The Northern Rocky Mountain Wolf Recovery Plan was first approved in 1980, though it was then revised later on in 1987. The plan required a certain population of Northern Rocky Mountains wolves to reside in the area inside and around Yellowstone, which included at least ten breeding pairs, and for the population to remain stable for at least three consecutive years.[15][16] However, the Northern Rocky Mountains wolf was not, at the time of the initial drafting, recognized as a legitimate subspecies, so the wolves involved in the plan were instead the Great Plains wolf and the Mackenzie Valley wolf
src
It still isn't settled all the way. But the timber wolf I know is sure to be irrevocably changed. And the elk and deer that the timber wolf lived in balance with for all these years are now being decimated. It is horrible. Tragic.
And that is the problem when people a thousand miles away think they know better than the locals do. Their sophistry, after all, is 'for our own good', and makes them feeeeel better about their own 'superiority' in comparison to those dumb hicks that actually live in the place. In the mean time the idiocy they impose is almost always horribly destructive. I've seen it over, and over, and over again.
Thx for your reply.
No it's not. Stillwater Forest is nearly the entire west flank of the Flathead Valley, and it is where nearly everyone goes for resources... What you don't know is that everything east of the Flathead Valley with the exception of the Coal Creek area and the Swan Valley is already tied up clean to the Continental divide by Glacier Park, The Bob Marshal Wilderness, and the Great Bear Wilderness. And it is all chock-full of Griz.
So this will eventually gate off everything west of the Flathead, and most of the north fork (coal creek). And everything East (with the exception of the Swan) is already off limits. And there ain't anything south all the way to the Clark Fork.
So where the hell exactly are we supposed to go for forest resources? What is left to log? Where do we go fishing and hunting without hiking in three days?
You REALLY don't know what you are talking about.
Because fires destroy natural habitat, bears are not confined to one small area, they search` eveywhere for food. If they go into hibernaation without enough nourishment, they will die during their winter hiatus.

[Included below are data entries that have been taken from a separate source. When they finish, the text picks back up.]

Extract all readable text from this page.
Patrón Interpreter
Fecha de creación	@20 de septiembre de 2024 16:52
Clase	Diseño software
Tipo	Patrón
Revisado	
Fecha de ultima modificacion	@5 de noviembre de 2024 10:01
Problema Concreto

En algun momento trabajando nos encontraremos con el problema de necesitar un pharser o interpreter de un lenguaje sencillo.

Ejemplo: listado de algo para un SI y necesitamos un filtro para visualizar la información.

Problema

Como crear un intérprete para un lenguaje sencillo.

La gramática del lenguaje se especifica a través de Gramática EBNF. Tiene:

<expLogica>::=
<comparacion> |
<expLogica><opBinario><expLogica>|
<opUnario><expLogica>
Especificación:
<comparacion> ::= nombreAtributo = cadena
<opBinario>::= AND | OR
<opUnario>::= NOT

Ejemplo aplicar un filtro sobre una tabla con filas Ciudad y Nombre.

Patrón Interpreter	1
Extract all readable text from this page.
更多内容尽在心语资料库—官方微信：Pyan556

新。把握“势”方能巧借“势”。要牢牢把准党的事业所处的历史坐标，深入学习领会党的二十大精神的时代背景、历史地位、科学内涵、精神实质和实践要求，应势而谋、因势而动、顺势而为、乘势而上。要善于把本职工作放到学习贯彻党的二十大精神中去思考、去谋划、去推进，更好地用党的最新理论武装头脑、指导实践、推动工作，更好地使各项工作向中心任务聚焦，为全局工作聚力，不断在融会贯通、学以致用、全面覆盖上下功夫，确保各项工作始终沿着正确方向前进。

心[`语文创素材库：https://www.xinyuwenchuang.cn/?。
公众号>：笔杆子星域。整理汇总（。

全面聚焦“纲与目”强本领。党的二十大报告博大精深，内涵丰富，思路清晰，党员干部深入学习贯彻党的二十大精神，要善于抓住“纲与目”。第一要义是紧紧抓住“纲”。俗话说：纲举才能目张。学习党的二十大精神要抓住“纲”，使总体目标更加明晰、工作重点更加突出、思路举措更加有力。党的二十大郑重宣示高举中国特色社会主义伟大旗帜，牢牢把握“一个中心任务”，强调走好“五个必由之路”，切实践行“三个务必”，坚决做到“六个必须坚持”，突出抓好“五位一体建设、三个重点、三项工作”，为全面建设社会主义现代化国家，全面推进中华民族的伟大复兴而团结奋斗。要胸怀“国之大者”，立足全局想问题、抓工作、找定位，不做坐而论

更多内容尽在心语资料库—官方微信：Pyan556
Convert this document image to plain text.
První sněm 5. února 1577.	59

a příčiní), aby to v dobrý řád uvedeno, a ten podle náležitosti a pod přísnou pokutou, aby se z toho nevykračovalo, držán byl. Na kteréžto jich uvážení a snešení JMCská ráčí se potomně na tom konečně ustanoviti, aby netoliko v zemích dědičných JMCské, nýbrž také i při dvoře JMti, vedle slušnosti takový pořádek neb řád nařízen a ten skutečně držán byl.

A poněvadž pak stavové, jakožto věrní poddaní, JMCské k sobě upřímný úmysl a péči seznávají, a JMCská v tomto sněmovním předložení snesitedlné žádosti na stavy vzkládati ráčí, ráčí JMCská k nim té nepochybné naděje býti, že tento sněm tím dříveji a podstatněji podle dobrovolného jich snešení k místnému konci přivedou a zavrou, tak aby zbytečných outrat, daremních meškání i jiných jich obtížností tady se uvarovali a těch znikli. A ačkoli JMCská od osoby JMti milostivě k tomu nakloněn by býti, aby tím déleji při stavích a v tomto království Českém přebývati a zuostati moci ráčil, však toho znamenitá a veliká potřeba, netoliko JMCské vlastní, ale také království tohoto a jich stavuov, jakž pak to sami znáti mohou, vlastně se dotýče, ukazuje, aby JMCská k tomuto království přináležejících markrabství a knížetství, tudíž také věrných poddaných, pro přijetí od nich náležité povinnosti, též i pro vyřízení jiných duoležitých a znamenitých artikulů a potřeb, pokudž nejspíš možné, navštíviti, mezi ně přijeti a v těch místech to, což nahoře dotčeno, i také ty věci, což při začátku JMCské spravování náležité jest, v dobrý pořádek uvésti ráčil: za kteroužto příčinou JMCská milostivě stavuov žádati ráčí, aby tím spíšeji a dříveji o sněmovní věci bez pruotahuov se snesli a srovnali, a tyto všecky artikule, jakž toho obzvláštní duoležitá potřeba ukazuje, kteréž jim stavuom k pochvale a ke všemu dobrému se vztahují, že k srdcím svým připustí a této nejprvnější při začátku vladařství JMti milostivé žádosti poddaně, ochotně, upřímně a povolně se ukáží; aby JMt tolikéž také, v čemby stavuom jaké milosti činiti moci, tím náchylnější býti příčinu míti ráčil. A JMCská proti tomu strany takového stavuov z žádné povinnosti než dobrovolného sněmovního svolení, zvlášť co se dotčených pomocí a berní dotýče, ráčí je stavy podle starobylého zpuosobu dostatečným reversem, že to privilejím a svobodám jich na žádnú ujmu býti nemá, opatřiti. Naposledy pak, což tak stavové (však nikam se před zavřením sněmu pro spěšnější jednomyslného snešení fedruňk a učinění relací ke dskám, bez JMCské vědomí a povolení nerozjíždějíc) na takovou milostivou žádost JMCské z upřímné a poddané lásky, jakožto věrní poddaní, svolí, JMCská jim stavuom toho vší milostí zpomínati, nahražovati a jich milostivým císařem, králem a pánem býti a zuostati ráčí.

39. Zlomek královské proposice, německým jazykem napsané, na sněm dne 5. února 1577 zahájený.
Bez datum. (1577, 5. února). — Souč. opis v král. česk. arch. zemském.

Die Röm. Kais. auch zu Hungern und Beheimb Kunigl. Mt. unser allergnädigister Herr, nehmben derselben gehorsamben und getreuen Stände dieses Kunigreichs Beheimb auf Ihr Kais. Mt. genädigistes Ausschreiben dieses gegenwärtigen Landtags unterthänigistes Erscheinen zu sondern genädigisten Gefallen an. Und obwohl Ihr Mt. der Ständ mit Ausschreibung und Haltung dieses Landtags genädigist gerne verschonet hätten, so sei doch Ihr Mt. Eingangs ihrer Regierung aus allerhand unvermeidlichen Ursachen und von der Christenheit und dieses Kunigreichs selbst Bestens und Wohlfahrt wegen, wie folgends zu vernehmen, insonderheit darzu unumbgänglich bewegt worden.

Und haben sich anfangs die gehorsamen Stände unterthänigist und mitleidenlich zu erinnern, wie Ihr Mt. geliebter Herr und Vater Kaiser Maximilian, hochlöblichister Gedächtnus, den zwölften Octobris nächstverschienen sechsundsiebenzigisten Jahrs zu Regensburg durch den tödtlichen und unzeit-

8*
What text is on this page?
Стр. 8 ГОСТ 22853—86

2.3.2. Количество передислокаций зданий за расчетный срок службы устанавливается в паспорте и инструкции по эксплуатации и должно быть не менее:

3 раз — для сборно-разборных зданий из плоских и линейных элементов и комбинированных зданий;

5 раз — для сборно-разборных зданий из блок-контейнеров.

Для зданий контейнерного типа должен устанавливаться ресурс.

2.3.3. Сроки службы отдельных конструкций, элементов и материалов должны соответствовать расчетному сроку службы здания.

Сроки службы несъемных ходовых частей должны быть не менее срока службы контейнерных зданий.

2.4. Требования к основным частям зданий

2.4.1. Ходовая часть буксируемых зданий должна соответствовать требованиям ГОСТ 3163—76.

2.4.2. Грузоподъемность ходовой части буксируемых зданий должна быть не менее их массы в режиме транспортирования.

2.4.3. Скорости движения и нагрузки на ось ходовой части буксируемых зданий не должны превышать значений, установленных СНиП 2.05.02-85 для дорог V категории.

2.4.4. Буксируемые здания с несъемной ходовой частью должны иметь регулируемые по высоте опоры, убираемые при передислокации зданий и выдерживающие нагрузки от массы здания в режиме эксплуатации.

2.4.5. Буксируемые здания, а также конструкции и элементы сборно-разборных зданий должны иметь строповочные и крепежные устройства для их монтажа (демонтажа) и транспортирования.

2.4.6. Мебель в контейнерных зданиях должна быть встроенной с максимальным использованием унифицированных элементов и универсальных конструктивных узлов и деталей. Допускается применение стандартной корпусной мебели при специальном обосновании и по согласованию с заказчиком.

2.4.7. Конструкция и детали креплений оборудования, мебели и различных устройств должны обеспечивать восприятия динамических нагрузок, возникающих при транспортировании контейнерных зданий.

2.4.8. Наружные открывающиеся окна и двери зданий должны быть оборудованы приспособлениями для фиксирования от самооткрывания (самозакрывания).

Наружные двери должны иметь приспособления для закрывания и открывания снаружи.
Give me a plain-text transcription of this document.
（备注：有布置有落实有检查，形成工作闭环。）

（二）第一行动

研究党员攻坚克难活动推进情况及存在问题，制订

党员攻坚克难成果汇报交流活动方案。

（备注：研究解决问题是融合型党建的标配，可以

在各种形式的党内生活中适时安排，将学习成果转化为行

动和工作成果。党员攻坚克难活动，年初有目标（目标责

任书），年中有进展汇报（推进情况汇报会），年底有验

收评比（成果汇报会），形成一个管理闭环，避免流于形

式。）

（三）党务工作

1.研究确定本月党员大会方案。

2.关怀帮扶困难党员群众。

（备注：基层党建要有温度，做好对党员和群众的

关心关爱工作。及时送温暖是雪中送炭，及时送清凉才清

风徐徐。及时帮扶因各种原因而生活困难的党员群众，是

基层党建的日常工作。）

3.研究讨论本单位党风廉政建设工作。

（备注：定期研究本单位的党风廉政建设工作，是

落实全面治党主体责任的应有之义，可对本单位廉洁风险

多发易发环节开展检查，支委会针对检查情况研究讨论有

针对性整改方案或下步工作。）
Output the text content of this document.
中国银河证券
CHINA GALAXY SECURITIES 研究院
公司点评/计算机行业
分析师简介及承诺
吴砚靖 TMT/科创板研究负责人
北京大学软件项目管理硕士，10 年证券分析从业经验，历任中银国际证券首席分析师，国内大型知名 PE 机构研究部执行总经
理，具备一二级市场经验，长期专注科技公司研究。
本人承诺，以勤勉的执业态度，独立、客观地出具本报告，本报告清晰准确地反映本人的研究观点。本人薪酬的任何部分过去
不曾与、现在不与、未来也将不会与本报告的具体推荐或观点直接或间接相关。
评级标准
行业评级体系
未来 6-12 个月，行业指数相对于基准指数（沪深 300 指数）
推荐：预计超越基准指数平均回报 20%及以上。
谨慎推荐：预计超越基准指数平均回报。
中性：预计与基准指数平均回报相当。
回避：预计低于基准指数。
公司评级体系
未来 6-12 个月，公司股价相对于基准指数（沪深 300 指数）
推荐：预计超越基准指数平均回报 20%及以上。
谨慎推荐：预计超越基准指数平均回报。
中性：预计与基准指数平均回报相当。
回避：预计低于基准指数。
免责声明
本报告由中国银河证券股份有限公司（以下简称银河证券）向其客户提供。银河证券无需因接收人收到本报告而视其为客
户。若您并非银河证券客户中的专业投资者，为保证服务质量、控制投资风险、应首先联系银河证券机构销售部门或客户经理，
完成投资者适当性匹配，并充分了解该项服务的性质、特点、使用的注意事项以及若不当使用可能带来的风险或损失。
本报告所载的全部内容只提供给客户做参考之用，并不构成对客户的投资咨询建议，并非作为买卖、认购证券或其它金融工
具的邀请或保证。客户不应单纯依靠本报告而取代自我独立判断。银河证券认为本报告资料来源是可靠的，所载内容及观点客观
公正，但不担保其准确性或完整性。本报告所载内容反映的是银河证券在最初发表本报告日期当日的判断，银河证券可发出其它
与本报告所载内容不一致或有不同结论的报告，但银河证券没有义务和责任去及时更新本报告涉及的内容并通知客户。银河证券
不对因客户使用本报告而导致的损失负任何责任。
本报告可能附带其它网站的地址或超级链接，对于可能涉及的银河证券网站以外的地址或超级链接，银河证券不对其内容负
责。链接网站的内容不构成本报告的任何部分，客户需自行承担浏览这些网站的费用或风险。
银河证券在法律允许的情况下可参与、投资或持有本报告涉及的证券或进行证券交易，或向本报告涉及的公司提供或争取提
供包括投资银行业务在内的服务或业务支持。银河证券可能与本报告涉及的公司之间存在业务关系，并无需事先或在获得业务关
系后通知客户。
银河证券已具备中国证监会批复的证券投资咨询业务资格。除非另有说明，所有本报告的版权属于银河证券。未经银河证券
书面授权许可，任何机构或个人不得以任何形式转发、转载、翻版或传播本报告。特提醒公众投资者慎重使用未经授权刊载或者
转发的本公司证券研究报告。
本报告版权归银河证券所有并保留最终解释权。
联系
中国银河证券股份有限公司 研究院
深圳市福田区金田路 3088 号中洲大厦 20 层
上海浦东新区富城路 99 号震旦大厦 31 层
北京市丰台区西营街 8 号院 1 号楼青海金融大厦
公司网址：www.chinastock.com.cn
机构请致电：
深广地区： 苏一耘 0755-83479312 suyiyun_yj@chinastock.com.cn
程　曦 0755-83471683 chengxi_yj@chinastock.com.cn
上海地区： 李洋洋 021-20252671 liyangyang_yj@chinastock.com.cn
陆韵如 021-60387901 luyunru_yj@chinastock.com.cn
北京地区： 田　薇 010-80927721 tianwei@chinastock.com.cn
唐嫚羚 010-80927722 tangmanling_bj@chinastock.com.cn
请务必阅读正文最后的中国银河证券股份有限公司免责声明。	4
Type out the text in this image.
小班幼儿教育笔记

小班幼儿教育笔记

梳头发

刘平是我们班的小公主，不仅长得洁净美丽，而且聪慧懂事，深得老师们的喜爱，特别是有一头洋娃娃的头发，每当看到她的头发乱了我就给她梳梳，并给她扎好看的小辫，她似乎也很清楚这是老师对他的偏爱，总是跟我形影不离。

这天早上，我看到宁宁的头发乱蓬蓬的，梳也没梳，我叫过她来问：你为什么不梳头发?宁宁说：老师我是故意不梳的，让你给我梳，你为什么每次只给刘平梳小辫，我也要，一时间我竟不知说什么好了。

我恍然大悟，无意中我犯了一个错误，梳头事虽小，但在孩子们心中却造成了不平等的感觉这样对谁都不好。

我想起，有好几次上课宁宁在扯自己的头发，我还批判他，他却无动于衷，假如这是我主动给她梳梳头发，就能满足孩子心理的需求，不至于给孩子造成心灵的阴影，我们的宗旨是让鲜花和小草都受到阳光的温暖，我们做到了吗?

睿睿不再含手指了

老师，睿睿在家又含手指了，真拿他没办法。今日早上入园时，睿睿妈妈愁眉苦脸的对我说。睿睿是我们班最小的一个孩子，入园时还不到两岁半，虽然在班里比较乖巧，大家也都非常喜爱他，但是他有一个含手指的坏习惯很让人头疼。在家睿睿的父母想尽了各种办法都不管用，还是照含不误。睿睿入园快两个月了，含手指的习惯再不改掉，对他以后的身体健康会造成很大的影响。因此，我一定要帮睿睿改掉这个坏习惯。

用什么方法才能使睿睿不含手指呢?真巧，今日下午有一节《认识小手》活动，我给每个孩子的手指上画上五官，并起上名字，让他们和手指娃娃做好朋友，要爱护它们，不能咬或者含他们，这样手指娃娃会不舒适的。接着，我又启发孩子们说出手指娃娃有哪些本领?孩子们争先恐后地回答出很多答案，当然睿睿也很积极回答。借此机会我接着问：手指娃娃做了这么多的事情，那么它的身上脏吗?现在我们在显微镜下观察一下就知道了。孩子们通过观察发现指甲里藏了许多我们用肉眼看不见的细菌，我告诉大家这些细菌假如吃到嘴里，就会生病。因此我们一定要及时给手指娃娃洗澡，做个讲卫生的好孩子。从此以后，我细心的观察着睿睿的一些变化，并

Oh, what pitiful bullcrap. And btw, Logging is how you control fires. Logging is therefore GOOD for griz (and it is). How does getting rid of roads and logging protect them then? It is idiocy. and land grab. Again.
If they search everywhere for food, then they must need this “everywhere” to be all for them. Puts it into their habitat you see. And now that habitat needs to be cleared of humans.
At least that is my take on it.
Put out a behavior whether it is genuine or not. Anything to get that ESA label.
Then you can push agenda 21 all the better.